Os cartões corporativos "republicanos" – por Armando Lopes Rafael


   Acho risível ver certos figurões políticos brasileiros declarando, em entrevistas, que “precisamos agir republicanamente” (SIC) na “luta contra a corrupção”, ou “defendendo a moralidade pública”. Ora, me poupem! Implantada no Brasil, pelo golpe de 15 de novembro de 1889, esta República nunca foi paradigma de seriedade, competência, parcimônia ou honestidade para gerir a “res pública” (sentido literal de “coisa pública”).

       Uma coisa esquisita são os tais “cartões corporativos” do Governo Federal. Trata-se de um meio de pagamento utilizado de forma similar a um cartão de crédito. Esses cartões corporativos são utilizados na Presidência da República para compras de caráter excepcional e eventual, que não possam subordinar-se ao processo normal de licitação. Ou seja, é uma carta branca dada ao Presidente e seus parentes, para   gastarem na manutenção dos palácios, recepções imprevistas e viagens nacionais e internacionais.   

        Segundo o jornal “O Globo”, edição de ontem, 12 de maio, os gastos com cartões corporativos da Presidência da República, nos 3 primeiros meses de 2020, são os maiores desde 2014, época da farra do (des)governo de Dilma Rousseff. O jornal publicou que só de janeiro a março de 2020, os valores com gastos esses cartões somaram R$ 6 milhões e 200 mil reais (R$ 6.214.967,31).
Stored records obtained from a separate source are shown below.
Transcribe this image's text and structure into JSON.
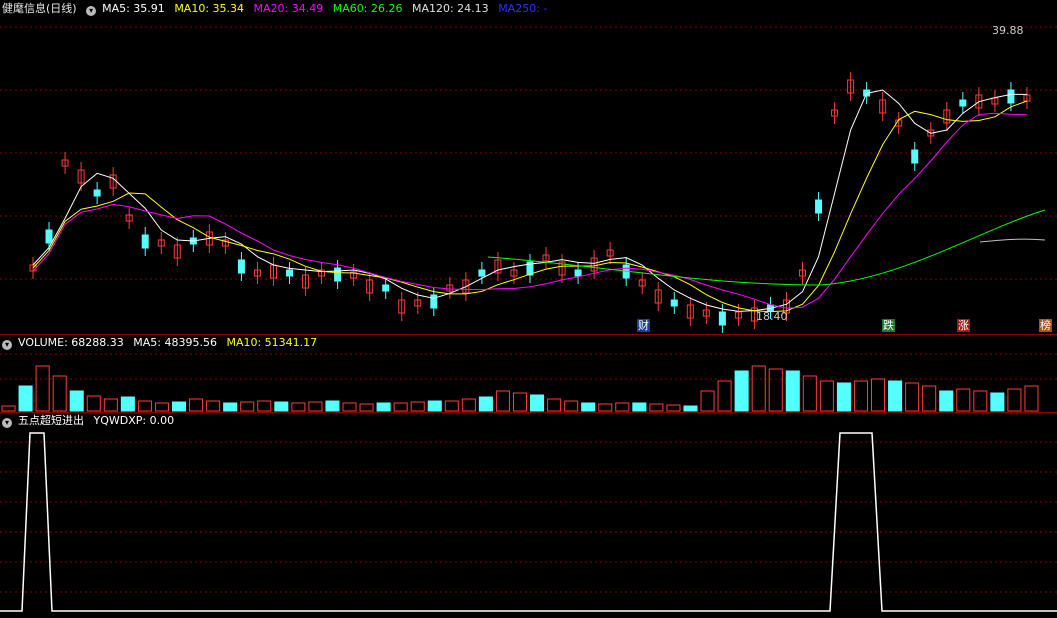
{
  "header": {
    "stock": "健麾信息(日线)",
    "ma5": "MA5: 35.91",
    "ma10": "MA10: 35.34",
    "ma20": "MA20: 34.49",
    "ma60": "MA60: 26.26",
    "ma120": "MA120: 24.13",
    "ma250": "MA250: -"
  },
  "volume_header": {
    "volume": "VOLUME: 68288.33",
    "ma5": "MA5: 48395.56",
    "ma10": "MA10: 51341.17"
  },
  "indicator_header": {
    "name": "五点超短进出",
    "value": "YQWDXP: 0.00"
  },
  "annotations": {
    "high_label": "39.88",
    "low_label": "18.40",
    "event_cai": "财",
    "event_die": "跌",
    "event_zhang": "涨",
    "event_bang": "榜"
  },
  "colors": {
    "up": "#ff3b3b",
    "down": "#54ffff",
    "ma5": "#ffffff",
    "ma10": "#ffff00",
    "ma20": "#ff00ff",
    "ma60": "#00ff00",
    "ma120": "#c0c0c0",
    "ma250": "#0000ff",
    "grid": "#8b0000"
  }
}
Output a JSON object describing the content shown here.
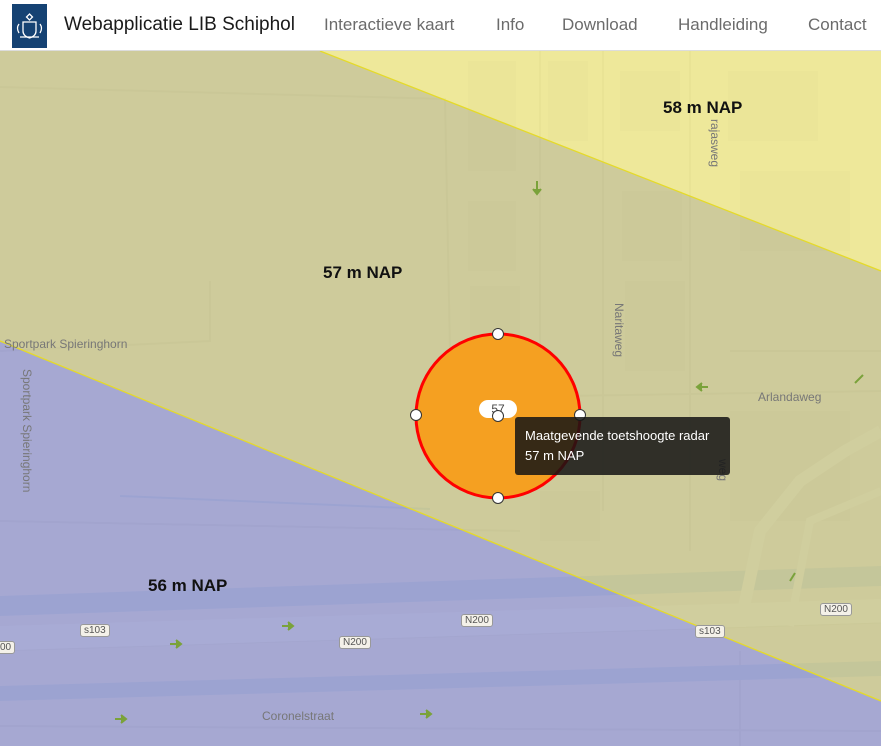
{
  "header": {
    "brand": "Webapplicatie LIB Schiphol",
    "nav": [
      "Interactieve kaart",
      "Info",
      "Download",
      "Handleiding",
      "Contact"
    ]
  },
  "map": {
    "zones": [
      {
        "label": "58 m NAP",
        "color": "#f1ea87"
      },
      {
        "label": "57 m NAP",
        "color": "#c9c78f"
      },
      {
        "label": "56 m NAP",
        "color": "#9a9dd0"
      }
    ],
    "circle": {
      "label": "57",
      "fill": "#f5a021",
      "stroke": "#ff0000"
    },
    "tooltip": {
      "title": "Maatgevende toetshoogte radar",
      "value": "57 m NAP"
    },
    "streets": [
      "Sportpark Spieringhorn",
      "Sportpark Spieringhorn",
      "Naritaweg",
      "Arlandaweg",
      "Coronelstraat",
      "rajasweg",
      "weg"
    ],
    "road_shields": [
      "s103",
      "N200",
      "N200",
      "s103",
      "N200",
      "00"
    ]
  }
}
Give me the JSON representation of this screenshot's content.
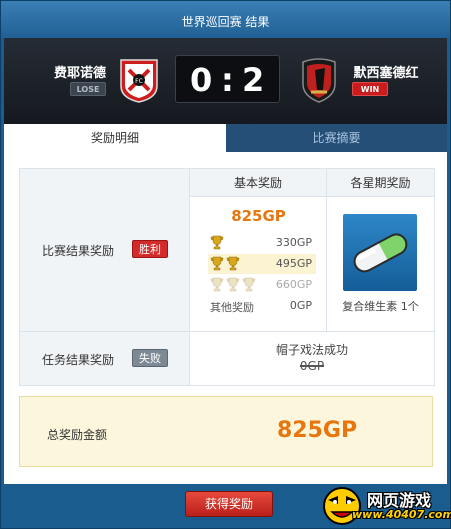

A Presidência da República justificou que foram gastos com voos feitos à China para trazer brasileiros e comprar materiais/medicamentos para combater o corona vírus.

        Verificando informações mais antigas, disponíveis no Portal da Transparência do Governo Federal, até então o maior valor de gastos desses cartões, nos 3 primeiros meses do ano, foi em 2014, no governo da ex-presidente Dilma Rousseff. Naquele ano, foram gastos R$ 4 milhões e 700 mil reais (R$ 4.765.802,69), em valores corrigidos pela inflação.  Para finalizar meditem nesta informação: “Desde 2003, nos governos Lula e Dilma, ambos gastaram mais de R$ 670 milhões de reais com cartões corporativos. Tudo na conta do contribuinte. Alegando garantia da “segurança da sociedade e do Estado”, cerca de 95% dos gastos da Presidência de Lula e Dilma são classificados como sigilosos” (Fonte: site Jusbrasil.  link: sigilososhttps://folhapolitica.jusbrasil.com.br/noticias/381810779/gastos-de-r-670-milhoes-de-dilma-e-lula-em-cartoes-corporativos-foram-mantidos-sob-sigilo.

         E ainda vem deputados/senadores e ministros dizendo que precisamos agir “republicanamente”.

2 comentários:

  1. Como são atuais as palavras deste texto escrito pelo Príncipe Dom Luiz de Orleans e Bragança, herdeiro do Trono e Imperador De jure (*) do Brasil:
    “Mais de cem anos já se passaram, e os contrastes entre o Brasil atual e o Brasil-Império só têm crescido. No tempo do Império havia estabilidade política, administrativa e econômica; havia honestidade e seriedade em todos os órgãos da administração pública e em todas as camadas da população, havia credibilidade do País no exterior. Havia dignidade, havia segurança, havia fartura, havia harmonia”.
    Pois é, hoje “republicanamente” falando a República se assemelha a uma “república” de estudantes...
    (*) De jure (em latim clássico de iure) é uma expressão latina que significa "pela lei", "pelo direito", em contraste com “de fato”, que significa justamente "DE FATO" ou seja, algo praticado.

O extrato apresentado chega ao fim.